This picture of astronaut Tracy Dyson has been out for a while now but I just stumbled across it a few days ago. This is the sort of image that comes to mind when I think science fiction. Silly, huh? Not starships flashing through slipspace or laser stand-offs orbiting neutron stars. No, this is what we can do today. Why does that say science fiction to me? It must be the inspiration factor. Seeing what we can do pushing my imagination into what we will do, what we should do.
I have a folder filled with inspirational images I scan through every so often. Things to keep my subconscious chugging along on new ideas, yet not forgetting the old ones. Everything from characters to landscapes to, yes, starships.
There's always been something about staring down at the earth from a space station that's always held a special place, though. Here's the image that held that spot until now. A dual-wheel space station similar to many seen on screen, most notably the one featured in 2001: A Space Odyssey.
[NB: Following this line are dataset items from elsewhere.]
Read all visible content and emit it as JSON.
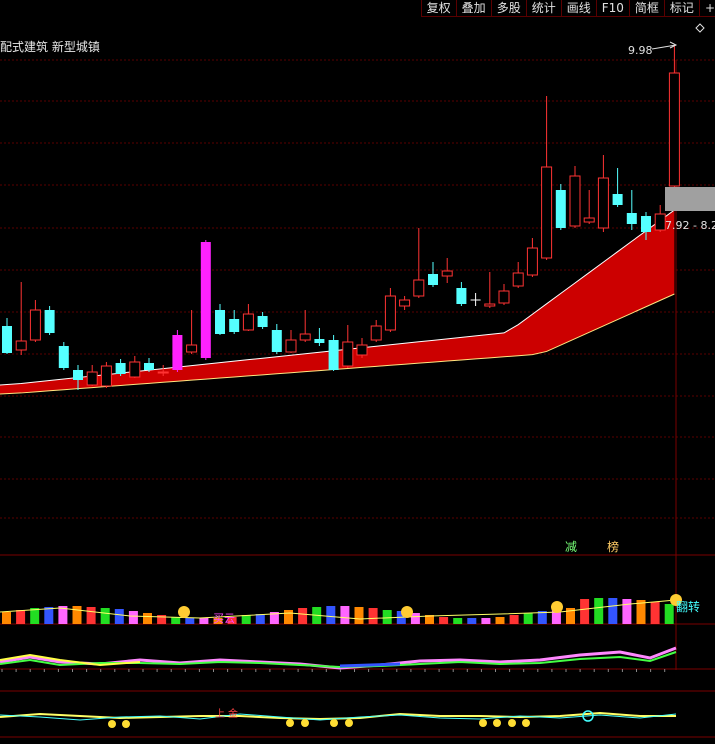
{
  "toolbar": {
    "buttons": [
      "复权",
      "叠加",
      "多股",
      "统计",
      "画线",
      "F10",
      "简框",
      "标记",
      "+"
    ]
  },
  "header": {
    "stock_text": "配式建筑 新型城镇"
  },
  "price": {
    "high_label": "9.98",
    "range_label": "7.92 - 8.2"
  },
  "indicators": {
    "signal1": "减",
    "signal2": "榜",
    "label_buy": "买云",
    "label_turn": "翻转",
    "label_up": "上",
    "label_jin": "金"
  },
  "colors": {
    "up": "#ff3333",
    "down": "#55ffff",
    "magenta": "#ff22ff",
    "band": "#cc0000",
    "grid": "#5a0000"
  },
  "candles": [
    {
      "o": 326,
      "c": 353,
      "h": 318,
      "l": 354,
      "t": "d"
    },
    {
      "o": 350,
      "c": 341,
      "h": 282,
      "l": 355,
      "t": "u"
    },
    {
      "o": 340,
      "c": 310,
      "h": 300,
      "l": 342,
      "t": "u"
    },
    {
      "o": 310,
      "c": 333,
      "h": 306,
      "l": 335,
      "t": "d"
    },
    {
      "o": 346,
      "c": 368,
      "h": 342,
      "l": 370,
      "t": "d"
    },
    {
      "o": 370,
      "c": 380,
      "h": 365,
      "l": 390,
      "t": "d"
    },
    {
      "o": 385,
      "c": 372,
      "h": 365,
      "l": 386,
      "t": "u"
    },
    {
      "o": 386,
      "c": 366,
      "h": 362,
      "l": 388,
      "t": "u"
    },
    {
      "o": 363,
      "c": 374,
      "h": 359,
      "l": 376,
      "t": "d"
    },
    {
      "o": 377,
      "c": 362,
      "h": 356,
      "l": 378,
      "t": "u"
    },
    {
      "o": 363,
      "c": 370,
      "h": 358,
      "l": 372,
      "t": "d"
    },
    {
      "o": 372,
      "c": 372,
      "h": 365,
      "l": 376,
      "t": "u"
    },
    {
      "o": 370,
      "c": 335,
      "h": 330,
      "l": 372,
      "t": "m"
    },
    {
      "o": 352,
      "c": 345,
      "h": 310,
      "l": 354,
      "t": "u"
    },
    {
      "o": 358,
      "c": 242,
      "h": 240,
      "l": 360,
      "t": "m"
    },
    {
      "o": 310,
      "c": 334,
      "h": 304,
      "l": 335,
      "t": "d"
    },
    {
      "o": 319,
      "c": 332,
      "h": 310,
      "l": 334,
      "t": "d"
    },
    {
      "o": 330,
      "c": 314,
      "h": 304,
      "l": 331,
      "t": "u"
    },
    {
      "o": 316,
      "c": 327,
      "h": 312,
      "l": 329,
      "t": "d"
    },
    {
      "o": 330,
      "c": 352,
      "h": 324,
      "l": 354,
      "t": "d"
    },
    {
      "o": 352,
      "c": 340,
      "h": 330,
      "l": 353,
      "t": "u"
    },
    {
      "o": 340,
      "c": 334,
      "h": 310,
      "l": 342,
      "t": "u"
    },
    {
      "o": 339,
      "c": 343,
      "h": 328,
      "l": 346,
      "t": "d"
    },
    {
      "o": 340,
      "c": 370,
      "h": 335,
      "l": 371,
      "t": "d"
    },
    {
      "o": 366,
      "c": 342,
      "h": 325,
      "l": 368,
      "t": "u"
    },
    {
      "o": 355,
      "c": 345,
      "h": 338,
      "l": 358,
      "t": "u"
    },
    {
      "o": 340,
      "c": 326,
      "h": 320,
      "l": 342,
      "t": "u"
    },
    {
      "o": 330,
      "c": 296,
      "h": 288,
      "l": 332,
      "t": "u"
    },
    {
      "o": 306,
      "c": 300,
      "h": 296,
      "l": 310,
      "t": "u"
    },
    {
      "o": 296,
      "c": 280,
      "h": 228,
      "l": 298,
      "t": "u"
    },
    {
      "o": 274,
      "c": 285,
      "h": 262,
      "l": 287,
      "t": "d"
    },
    {
      "o": 276,
      "c": 271,
      "h": 258,
      "l": 283,
      "t": "u"
    },
    {
      "o": 288,
      "c": 304,
      "h": 282,
      "l": 306,
      "t": "d"
    },
    {
      "o": 300,
      "c": 300,
      "h": 293,
      "l": 306,
      "t": "w"
    },
    {
      "o": 306,
      "c": 304,
      "h": 272,
      "l": 308,
      "t": "u"
    },
    {
      "o": 303,
      "c": 291,
      "h": 284,
      "l": 305,
      "t": "u"
    },
    {
      "o": 286,
      "c": 273,
      "h": 262,
      "l": 288,
      "t": "u"
    },
    {
      "o": 275,
      "c": 248,
      "h": 238,
      "l": 277,
      "t": "u"
    },
    {
      "o": 258,
      "c": 167,
      "h": 96,
      "l": 260,
      "t": "u"
    },
    {
      "o": 190,
      "c": 228,
      "h": 184,
      "l": 230,
      "t": "d"
    },
    {
      "o": 226,
      "c": 176,
      "h": 166,
      "l": 228,
      "t": "u"
    },
    {
      "o": 222,
      "c": 218,
      "h": 190,
      "l": 224,
      "t": "u"
    },
    {
      "o": 228,
      "c": 178,
      "h": 155,
      "l": 232,
      "t": "u"
    },
    {
      "o": 194,
      "c": 205,
      "h": 168,
      "l": 207,
      "t": "d"
    },
    {
      "o": 213,
      "c": 224,
      "h": 190,
      "l": 230,
      "t": "d"
    },
    {
      "o": 216,
      "c": 232,
      "h": 212,
      "l": 240,
      "t": "d"
    },
    {
      "o": 230,
      "c": 214,
      "h": 205,
      "l": 232,
      "t": "u"
    },
    {
      "o": 186,
      "c": 73,
      "h": 45,
      "l": 188,
      "t": "u"
    }
  ]
}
True, the ISS is no Space Station V, but it fits my bill just the same. (I don't where I got this image exactly and my search for attribution failed. Thank you whoever you are. And that you NASA and Tracy Dyson for this new piece of inspiration.)
I've placed a couple of stories of my own on such stations. "Colors in a Box, Some Missing" as featured in the Confluence 2010 program book is one example and "Scrap," soon to be reprinted in Joe Jablonski's Undead Space, is another.
That folder of images plays a part in almost every story I write and with shots like Ms. Dyson's, there's bound to be more set in the near future looking down on a certain cloudy blue planet.